Ralph Blando, then the first sergeant of B Company, also recalled the lull in firing, and when it picked up again.
“Pappy Glen Kloth, at the edge of the water, asked me to cut his life preserver loose,” Blando recalled in 2019. “I started to do so when an 88mm shell came over and exploded a hundred yards away into the sea. I found myself standing there with my knife in my hand and Kloth was gone as were all the others.”
Wading ashore was terrifying, said Bienvenu.
“We were wet and scared, hungry, insecure, didn’t know where anything was,” he said. “You’d look around you and you could see people being killed. And equipment blown up, ships being sunk.”

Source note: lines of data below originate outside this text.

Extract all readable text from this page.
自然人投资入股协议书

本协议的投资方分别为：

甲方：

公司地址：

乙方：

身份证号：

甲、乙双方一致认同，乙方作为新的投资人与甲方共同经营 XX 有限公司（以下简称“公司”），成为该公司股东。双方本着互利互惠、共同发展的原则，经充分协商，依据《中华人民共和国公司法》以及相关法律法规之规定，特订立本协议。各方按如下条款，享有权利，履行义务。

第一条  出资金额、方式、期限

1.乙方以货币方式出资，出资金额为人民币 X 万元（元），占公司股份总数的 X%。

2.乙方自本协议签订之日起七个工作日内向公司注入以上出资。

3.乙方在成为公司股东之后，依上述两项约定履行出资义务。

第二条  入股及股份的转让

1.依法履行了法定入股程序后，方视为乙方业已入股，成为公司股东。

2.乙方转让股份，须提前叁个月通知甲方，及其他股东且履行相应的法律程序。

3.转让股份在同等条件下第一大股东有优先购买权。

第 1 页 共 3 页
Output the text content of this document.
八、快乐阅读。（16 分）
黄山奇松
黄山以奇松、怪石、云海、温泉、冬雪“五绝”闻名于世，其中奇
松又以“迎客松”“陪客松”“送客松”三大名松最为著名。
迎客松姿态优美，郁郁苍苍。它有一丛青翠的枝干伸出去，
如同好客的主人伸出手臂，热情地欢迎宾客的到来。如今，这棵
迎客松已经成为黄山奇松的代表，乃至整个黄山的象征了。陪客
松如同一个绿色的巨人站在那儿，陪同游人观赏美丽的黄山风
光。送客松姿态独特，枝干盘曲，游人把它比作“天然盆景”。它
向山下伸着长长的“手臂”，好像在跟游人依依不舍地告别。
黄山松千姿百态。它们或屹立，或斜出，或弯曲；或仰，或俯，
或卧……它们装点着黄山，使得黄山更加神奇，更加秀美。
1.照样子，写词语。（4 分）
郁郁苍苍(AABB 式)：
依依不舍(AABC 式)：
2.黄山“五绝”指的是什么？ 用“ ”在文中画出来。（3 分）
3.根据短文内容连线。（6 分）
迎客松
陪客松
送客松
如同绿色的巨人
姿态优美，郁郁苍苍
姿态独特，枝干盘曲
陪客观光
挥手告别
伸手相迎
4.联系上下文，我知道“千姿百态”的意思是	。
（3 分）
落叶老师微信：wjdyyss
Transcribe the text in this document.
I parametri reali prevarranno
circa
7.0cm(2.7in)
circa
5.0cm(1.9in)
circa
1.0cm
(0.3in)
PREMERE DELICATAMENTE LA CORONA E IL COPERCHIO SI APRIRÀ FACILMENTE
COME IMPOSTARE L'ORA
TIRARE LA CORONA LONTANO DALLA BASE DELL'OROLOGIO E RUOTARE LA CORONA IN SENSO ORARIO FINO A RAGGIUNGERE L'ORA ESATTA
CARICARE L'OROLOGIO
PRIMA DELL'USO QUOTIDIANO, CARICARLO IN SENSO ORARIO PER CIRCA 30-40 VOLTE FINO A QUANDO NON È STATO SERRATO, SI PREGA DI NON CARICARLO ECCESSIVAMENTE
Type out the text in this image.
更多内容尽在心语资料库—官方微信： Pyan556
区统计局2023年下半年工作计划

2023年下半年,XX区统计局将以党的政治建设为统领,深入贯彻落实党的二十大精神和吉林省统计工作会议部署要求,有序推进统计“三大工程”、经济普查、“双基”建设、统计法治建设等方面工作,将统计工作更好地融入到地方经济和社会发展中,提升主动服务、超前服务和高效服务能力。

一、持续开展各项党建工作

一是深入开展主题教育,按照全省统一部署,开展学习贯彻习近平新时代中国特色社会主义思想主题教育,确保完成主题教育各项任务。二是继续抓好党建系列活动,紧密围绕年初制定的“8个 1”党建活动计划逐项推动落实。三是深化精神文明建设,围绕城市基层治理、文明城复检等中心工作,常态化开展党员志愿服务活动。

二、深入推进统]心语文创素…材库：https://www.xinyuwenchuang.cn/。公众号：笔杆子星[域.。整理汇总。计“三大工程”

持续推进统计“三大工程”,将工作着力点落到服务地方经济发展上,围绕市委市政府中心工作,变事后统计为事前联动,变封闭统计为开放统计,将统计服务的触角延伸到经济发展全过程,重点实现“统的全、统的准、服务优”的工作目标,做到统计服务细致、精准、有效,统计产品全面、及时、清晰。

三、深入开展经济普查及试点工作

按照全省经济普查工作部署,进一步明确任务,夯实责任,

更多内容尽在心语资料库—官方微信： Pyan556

Despite that, they pushed forward and cleared routes off the beach and further inland.
“Under determined enemy resistance, our troops opened a roadway off Omaha Beach around the cliffs inland in the vicinity of Saint Laurant-Sur-Mer, France, by nightfall,” Learn said.
That led to securing the beachhead and then being able to push further into Normandy.
The troops that landed on the beach were also assisted by National Guard units in the air, including the 107th and 109th Tactical Reconnaissance Squadrons with the Michigan and Minnesota National Guard, respectively.
The Normandy campaign lasted until the end of July, with additional Guard units taking part, all earning the “Normandy” campaign streamer.
The landings were momentous, something Rasche said he didn’t quite realize until he and his squad were sent back to Omaha Beach the day after to retrieve equipment.
“There was no firing on the beach now and one could stand up and look around,” he said. “The tide was in, and wrecked assault boats were everywhere — loaded boats trying to get in, others trying to get out. Bodies of the dead were in this bobbing mess.”
It’s a memory he carried with him long after the war and one that speaks to the sacrifices made in the landings, he said.
“Even today I’m thankful that I had the opportunity to return to the beach that day after. One does not realize how little one can see when you have to keep your head down,” he said. The day after “one could see all around, and what I saw is still in my mind as I saw it that day.”